Among 524,076 adults with type 2 diabetes, 185,285 (35.4%) had insufficient additional laboratory and/or enrollment data to assess for remission. While more likely to be younger, these individuals had similar initial A1C values and geographical distribution as the 338,791 (64.6%) assessed for remission. Of those assessed for remission, 10,694 (3.2%) met the 2021 consensus statement definition. The proportion of individuals meeting the three alternative definitions ranged from 0.8 to 2.3%. Across all criteria, those meeting the remission definition were more likely to be female, had a lower initially observed A1C, and had a higher prevalence of bariatric surgery.

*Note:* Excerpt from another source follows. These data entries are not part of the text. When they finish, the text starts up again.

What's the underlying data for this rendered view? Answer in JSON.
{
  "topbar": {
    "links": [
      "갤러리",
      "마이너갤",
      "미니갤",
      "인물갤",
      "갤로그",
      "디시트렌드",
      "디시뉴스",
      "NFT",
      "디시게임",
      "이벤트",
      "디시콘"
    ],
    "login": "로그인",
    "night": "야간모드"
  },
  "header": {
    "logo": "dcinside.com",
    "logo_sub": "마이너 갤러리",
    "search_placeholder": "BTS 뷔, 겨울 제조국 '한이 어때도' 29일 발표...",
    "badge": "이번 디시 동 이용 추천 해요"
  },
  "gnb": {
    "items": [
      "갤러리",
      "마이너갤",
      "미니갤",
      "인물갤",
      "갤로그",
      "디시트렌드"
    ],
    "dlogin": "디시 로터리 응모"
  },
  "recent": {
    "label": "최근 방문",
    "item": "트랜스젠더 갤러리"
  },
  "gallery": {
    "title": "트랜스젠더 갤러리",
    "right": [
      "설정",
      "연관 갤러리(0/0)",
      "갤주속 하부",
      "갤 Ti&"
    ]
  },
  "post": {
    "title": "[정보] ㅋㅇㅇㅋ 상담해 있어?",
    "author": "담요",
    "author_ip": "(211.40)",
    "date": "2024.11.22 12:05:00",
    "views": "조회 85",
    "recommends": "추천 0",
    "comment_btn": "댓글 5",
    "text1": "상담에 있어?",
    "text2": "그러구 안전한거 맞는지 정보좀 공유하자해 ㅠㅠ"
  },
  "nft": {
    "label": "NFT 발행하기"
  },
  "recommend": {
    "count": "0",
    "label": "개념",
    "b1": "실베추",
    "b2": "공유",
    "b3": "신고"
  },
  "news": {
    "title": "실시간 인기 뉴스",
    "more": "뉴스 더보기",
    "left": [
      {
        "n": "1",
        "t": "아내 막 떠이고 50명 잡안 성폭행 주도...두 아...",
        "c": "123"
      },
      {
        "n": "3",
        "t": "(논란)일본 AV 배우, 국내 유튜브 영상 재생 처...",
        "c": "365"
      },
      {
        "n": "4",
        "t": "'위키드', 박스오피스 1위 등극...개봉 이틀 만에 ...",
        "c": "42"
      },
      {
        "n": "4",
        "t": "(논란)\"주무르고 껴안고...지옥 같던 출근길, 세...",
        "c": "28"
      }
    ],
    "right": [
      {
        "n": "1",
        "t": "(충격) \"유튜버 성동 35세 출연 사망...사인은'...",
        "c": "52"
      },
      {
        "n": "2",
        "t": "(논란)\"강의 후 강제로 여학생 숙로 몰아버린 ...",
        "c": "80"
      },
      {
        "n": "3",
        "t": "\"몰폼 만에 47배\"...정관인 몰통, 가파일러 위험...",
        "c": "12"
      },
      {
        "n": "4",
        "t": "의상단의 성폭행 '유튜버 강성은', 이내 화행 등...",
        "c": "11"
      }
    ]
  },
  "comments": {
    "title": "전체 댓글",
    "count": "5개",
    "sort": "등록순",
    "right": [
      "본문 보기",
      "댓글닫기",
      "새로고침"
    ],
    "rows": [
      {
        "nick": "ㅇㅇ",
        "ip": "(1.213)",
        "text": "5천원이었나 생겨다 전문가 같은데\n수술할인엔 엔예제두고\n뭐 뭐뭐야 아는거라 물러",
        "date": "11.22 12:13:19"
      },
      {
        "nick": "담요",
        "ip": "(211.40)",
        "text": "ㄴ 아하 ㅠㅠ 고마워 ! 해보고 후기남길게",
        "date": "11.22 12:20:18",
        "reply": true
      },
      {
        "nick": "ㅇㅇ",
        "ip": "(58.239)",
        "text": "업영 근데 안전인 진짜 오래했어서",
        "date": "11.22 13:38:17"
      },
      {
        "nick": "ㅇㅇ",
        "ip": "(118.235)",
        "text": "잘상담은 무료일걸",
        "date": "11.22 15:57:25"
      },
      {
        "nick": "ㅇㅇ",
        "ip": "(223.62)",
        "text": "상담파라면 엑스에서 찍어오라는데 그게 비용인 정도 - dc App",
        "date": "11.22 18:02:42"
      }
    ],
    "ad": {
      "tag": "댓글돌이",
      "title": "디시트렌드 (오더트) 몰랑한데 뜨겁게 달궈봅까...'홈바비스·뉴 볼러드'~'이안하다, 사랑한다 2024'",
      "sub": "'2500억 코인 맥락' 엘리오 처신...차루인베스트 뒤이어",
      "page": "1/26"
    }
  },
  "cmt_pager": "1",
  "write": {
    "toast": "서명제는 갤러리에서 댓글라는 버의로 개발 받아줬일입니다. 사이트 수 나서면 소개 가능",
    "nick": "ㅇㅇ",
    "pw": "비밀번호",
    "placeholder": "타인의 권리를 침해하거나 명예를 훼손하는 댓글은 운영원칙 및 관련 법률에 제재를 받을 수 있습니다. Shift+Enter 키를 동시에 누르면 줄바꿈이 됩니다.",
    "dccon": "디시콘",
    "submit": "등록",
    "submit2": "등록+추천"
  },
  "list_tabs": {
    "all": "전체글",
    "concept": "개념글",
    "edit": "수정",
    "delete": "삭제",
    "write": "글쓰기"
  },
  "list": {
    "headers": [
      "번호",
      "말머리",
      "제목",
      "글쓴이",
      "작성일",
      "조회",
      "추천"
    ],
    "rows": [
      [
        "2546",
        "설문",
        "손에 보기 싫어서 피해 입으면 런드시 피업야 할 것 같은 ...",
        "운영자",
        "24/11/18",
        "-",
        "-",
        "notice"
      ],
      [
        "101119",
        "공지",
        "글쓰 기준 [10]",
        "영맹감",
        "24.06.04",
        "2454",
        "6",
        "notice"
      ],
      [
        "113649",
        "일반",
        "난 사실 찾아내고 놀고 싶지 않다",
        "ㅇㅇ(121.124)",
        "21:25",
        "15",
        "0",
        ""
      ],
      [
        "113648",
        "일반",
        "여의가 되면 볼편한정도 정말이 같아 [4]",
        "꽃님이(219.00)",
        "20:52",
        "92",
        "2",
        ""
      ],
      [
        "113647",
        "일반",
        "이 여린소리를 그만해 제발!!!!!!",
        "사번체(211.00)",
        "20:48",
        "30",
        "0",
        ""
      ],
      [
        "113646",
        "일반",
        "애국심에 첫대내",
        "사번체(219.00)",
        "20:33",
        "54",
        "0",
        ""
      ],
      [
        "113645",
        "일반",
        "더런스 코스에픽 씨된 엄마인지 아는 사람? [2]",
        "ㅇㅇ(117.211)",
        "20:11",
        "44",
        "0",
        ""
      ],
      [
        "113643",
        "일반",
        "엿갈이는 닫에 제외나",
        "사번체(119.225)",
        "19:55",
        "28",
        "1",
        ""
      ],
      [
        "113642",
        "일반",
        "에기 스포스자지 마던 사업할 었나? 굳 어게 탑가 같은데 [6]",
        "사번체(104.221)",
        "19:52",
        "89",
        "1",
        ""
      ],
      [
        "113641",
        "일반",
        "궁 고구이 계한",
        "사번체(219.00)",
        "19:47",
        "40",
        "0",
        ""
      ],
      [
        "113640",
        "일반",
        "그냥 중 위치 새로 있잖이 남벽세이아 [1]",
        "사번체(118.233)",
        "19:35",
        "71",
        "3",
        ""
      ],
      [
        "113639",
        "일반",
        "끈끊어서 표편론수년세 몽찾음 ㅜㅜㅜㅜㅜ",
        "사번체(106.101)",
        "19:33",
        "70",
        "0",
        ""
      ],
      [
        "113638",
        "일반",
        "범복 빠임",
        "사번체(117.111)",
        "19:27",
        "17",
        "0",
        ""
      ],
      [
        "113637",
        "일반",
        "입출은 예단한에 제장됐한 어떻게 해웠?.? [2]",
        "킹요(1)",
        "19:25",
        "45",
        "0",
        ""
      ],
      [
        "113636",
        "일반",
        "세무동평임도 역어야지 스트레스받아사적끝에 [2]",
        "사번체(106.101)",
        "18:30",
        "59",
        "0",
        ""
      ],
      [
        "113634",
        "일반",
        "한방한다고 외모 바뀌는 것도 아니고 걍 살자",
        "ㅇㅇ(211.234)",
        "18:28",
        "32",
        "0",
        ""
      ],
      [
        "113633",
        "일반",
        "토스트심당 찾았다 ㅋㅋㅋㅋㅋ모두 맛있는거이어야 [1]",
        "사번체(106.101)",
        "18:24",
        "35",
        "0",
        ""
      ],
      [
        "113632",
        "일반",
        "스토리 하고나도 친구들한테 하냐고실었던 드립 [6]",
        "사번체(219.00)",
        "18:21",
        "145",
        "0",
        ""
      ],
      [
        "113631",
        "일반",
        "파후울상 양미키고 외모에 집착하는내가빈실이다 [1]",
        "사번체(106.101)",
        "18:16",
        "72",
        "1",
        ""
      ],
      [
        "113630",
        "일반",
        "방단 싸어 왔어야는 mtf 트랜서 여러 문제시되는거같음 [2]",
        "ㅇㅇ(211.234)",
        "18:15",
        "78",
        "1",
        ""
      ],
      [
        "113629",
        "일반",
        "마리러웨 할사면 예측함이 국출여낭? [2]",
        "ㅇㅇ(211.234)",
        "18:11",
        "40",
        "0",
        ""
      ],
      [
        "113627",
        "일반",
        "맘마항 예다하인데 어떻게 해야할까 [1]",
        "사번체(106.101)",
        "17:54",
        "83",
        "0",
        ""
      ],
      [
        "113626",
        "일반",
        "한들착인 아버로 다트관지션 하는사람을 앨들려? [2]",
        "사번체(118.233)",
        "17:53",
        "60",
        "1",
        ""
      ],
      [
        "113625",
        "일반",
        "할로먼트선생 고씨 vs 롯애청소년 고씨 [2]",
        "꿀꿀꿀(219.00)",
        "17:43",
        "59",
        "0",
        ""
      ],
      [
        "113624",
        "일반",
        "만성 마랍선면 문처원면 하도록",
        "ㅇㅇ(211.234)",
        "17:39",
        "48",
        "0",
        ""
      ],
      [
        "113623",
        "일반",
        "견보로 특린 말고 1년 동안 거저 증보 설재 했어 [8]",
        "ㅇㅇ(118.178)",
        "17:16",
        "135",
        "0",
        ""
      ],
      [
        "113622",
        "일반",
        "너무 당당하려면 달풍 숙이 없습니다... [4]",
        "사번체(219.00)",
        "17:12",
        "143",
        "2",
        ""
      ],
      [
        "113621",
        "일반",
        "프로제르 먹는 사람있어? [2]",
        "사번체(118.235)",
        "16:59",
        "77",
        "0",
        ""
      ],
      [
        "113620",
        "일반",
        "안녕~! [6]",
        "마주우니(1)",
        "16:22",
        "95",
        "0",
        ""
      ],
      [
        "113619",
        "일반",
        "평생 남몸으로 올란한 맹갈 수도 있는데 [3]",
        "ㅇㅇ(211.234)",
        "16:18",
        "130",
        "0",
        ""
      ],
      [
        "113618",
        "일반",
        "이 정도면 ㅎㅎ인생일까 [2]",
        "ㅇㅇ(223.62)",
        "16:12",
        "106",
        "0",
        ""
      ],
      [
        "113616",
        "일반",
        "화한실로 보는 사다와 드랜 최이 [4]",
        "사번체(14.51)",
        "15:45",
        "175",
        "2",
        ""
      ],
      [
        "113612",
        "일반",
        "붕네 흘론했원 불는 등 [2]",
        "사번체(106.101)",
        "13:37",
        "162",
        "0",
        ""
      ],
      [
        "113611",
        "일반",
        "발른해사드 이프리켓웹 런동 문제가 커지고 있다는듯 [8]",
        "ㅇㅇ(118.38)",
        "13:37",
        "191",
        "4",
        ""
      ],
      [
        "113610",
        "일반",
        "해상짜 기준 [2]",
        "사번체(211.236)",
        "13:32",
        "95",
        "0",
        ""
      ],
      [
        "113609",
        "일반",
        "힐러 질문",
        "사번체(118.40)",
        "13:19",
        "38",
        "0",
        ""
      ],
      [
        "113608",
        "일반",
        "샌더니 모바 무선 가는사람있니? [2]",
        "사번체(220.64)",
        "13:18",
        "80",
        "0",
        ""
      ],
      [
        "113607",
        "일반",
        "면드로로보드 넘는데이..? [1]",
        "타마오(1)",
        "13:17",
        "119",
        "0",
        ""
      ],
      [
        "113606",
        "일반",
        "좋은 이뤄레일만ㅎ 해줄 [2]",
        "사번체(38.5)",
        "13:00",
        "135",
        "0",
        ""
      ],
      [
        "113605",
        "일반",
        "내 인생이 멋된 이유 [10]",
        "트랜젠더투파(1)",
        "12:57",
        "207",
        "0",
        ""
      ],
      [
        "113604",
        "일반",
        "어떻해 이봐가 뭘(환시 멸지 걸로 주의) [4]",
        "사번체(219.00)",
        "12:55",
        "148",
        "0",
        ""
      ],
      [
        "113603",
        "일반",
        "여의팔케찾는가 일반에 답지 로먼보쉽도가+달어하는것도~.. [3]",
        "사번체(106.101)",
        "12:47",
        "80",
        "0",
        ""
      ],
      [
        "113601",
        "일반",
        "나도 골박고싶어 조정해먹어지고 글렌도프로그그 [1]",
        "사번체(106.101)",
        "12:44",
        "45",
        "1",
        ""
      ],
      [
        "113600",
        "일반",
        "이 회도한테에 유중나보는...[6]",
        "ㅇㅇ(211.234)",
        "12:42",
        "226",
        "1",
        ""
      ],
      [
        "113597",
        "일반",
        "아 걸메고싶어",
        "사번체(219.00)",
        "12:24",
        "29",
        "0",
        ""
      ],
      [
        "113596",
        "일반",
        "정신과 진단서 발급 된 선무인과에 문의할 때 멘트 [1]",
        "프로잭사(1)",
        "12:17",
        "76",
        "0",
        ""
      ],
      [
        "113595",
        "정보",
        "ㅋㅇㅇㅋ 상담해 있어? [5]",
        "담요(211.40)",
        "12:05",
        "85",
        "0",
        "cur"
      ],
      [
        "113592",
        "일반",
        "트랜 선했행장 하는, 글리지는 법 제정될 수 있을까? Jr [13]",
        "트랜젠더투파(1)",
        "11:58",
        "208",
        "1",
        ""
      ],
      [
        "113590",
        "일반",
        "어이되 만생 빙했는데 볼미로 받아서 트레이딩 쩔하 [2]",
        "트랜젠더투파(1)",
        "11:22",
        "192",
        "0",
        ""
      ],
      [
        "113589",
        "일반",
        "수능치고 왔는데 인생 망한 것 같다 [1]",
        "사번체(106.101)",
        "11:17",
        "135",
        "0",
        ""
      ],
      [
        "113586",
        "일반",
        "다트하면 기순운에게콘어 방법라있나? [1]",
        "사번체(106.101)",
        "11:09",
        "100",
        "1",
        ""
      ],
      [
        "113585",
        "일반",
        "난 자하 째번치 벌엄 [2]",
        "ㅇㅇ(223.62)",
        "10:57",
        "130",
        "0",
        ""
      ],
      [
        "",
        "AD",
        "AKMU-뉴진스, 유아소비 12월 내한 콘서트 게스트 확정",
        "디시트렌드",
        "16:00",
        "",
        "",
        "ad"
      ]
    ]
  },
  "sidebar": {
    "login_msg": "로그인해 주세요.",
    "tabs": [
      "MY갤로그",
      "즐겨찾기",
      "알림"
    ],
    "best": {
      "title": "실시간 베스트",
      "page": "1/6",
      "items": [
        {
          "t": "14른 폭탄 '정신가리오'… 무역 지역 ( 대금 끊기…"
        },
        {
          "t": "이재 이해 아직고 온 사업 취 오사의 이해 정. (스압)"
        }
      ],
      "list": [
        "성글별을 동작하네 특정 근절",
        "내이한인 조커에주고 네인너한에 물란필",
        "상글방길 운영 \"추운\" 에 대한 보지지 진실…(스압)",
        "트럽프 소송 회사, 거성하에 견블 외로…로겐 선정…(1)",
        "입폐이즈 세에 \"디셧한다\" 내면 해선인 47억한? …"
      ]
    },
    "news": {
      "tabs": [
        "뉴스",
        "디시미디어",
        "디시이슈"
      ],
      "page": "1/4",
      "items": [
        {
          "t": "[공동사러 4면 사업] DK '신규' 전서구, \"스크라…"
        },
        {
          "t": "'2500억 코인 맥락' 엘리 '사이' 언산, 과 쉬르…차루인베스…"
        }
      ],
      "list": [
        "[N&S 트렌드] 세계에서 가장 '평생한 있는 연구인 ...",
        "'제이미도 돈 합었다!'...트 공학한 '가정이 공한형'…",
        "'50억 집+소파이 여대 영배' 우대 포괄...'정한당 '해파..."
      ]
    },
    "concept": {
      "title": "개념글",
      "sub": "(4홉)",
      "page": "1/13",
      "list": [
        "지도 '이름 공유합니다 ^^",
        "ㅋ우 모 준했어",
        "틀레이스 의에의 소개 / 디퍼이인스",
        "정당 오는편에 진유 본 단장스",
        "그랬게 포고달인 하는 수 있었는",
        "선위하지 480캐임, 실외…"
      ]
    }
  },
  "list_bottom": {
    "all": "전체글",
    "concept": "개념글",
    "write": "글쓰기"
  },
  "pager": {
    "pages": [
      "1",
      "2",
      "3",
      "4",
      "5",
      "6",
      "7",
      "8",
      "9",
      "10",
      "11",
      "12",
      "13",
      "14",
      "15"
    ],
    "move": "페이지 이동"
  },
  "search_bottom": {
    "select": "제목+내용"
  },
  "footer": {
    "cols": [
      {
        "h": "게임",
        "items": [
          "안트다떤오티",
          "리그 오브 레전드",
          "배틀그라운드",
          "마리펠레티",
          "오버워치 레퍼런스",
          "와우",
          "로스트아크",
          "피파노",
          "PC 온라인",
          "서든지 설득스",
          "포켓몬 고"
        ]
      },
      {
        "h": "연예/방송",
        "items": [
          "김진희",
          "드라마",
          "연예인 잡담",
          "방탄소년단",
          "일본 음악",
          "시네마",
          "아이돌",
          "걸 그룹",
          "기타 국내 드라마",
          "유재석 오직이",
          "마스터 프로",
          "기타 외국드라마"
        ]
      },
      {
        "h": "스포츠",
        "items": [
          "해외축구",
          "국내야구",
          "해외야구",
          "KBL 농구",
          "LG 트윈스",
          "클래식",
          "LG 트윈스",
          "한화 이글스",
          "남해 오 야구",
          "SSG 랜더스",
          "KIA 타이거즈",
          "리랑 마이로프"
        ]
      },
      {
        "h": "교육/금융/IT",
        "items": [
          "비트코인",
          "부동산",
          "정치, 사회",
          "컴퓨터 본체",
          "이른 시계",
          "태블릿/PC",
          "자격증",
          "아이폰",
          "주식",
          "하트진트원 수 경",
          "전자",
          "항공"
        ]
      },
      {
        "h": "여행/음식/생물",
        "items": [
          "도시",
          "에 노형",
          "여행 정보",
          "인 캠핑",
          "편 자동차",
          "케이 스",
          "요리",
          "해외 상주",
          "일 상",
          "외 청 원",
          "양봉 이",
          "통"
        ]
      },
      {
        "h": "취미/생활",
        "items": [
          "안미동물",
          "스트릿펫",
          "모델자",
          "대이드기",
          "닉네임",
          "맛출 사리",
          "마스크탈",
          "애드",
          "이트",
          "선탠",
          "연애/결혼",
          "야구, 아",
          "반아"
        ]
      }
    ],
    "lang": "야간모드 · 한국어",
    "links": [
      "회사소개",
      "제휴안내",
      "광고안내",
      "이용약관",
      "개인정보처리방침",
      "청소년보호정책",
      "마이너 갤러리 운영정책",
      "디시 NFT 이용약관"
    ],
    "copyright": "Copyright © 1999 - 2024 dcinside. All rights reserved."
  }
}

This study demonstrates the feasibility of laboratory-value enriched claims-based assessments of type 2 diabetes remission. Establishing stable claims-based markers of remission can enable population assessments of diabetes remission and evaluate the association between remission and clinical outcomes.
2021年的一份国际共识声明将2型糖尿病缓解定义为在停止降糖治疗至少3个月后测得的糖化血红蛋白(A1C)<6.5%。我们旨在研究基于回顾性索赔的数据能否根据这一定义评估缓解情况,三种日益严格的替代定义是否会影响缓解的患病率及缓解队列的特征,以及有足够数据和无足够数据评估缓解情况的队列之间有何差异。
我们使用了来自商业保险和医疗保险优势计划参保者的匿名行政索赔数据,并补充了实验室检查值,以评估糖尿病缓解情况。我们采用替代的血糖、时间和药理学标准,来评估缓解定义对基于索赔逻辑变化的敏感性。
在524,076例2型糖尿病成人患者中,有185,285例(35.4%)没有足够的额外实验室检查和/或登记数据来评估缓解情况。虽然这些人更年轻,但他们的初始A1C值和地理分布与接受缓解评估的338,791例(64.6%)患者相似。在接受缓解评估的患者中,有10,694例(3.2%)符合2021年共识声明的定义。符合三种替代定义的个体比例在0.8%至2.3%之间。在所有标准中,符合缓解定义的人更可能为女性,初始观察到的A1C较低,且接受减重手术的患病率较高。
本研究证明了基于补充实验室检查值的索赔评估2型糖尿病缓解情况的可行性。建立稳定的基于索赔的缓解标志物可以对糖尿病缓解情况进行人群评估,并评估缓解与临床结局之间的关联。